After the initial euphoria of being told of their selection the great majority of the 14 of Irish players chosen will take a moment to say a silent ‘thank you’ to an individual who has had such a central role in their development as professional sportsmen and as people.
Former Munster, Leinster and now Irish coach Declan Kidney will feel, and is absolutely entitled to feel, a considerable sense of achievement in all of this. Though not directly involved in the Lions’ he is absolutely central to setting the standards and targets that made the selection of 14 Irishmen possible.

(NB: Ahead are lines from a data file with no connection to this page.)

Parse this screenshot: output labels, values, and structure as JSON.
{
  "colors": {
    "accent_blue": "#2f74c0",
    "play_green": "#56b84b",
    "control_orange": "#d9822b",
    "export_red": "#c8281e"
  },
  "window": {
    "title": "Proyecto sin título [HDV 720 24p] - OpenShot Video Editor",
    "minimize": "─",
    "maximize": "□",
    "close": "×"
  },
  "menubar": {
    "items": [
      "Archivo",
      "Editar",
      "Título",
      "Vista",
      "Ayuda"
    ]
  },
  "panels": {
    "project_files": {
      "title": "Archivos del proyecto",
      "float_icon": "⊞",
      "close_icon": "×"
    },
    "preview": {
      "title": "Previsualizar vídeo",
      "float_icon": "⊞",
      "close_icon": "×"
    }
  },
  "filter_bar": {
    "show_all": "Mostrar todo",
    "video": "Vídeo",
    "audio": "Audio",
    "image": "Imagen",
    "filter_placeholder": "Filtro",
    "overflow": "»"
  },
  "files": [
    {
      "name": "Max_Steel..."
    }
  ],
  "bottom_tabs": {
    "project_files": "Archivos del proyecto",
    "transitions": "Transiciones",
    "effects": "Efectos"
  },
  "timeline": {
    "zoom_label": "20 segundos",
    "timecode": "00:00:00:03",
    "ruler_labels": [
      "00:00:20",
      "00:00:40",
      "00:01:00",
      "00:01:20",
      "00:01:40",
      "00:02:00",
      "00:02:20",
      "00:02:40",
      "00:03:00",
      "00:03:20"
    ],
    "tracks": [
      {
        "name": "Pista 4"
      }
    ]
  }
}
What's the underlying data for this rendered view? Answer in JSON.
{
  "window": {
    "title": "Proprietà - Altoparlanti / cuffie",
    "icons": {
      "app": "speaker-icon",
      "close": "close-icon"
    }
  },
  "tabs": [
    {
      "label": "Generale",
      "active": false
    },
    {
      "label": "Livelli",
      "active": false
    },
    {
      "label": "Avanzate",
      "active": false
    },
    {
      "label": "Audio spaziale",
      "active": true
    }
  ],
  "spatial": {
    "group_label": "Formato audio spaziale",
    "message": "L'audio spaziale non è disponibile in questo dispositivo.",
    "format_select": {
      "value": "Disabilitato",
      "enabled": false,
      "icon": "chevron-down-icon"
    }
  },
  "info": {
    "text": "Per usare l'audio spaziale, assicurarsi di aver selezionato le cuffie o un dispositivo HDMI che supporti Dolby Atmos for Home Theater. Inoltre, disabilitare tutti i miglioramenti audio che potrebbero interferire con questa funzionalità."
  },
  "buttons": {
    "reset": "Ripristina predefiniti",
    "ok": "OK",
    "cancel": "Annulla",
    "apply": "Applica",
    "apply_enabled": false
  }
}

The Celtic tiger economy may have been the setting but the values of honesty, modesty, collegiality and personal integrity espoused by this unassuming school teacher are what made it happen. How sports men and women who have not reached their potential would wish to fall under the influence of such a figure.
In the days that followed Ireland’s first Grand Slam in a lifetime inevitable comparisons were made between the leadership style of Declan Kidney, Brian O’Driscoll, Paul O’Connell and our politicians.
Yesterday, right on cue, we were afforded another opportunity to do that. One of the items on RTÉ’s radio news just before the announcement of the Lions’ party was one in which Government backbencher Noel O’Flynn twisted and turned, dodged and dived and did everything he could to try to convince us that Finance Minister Brian Lenihan had not told us, in his budget speech, that long service increments to Dáil deputies were to be ended for Leinster house incumbents.
It is impossible to imagine Kidney, O’Driscoll or O’Connell being so shabby and self serving. Maybe that is why they are successful and Mr O’Flynn is a backbencher in a faltering government. After all it is through our actions that we reveal what we believe.
Just as Paul O’Connell’s Lions will in the coming months.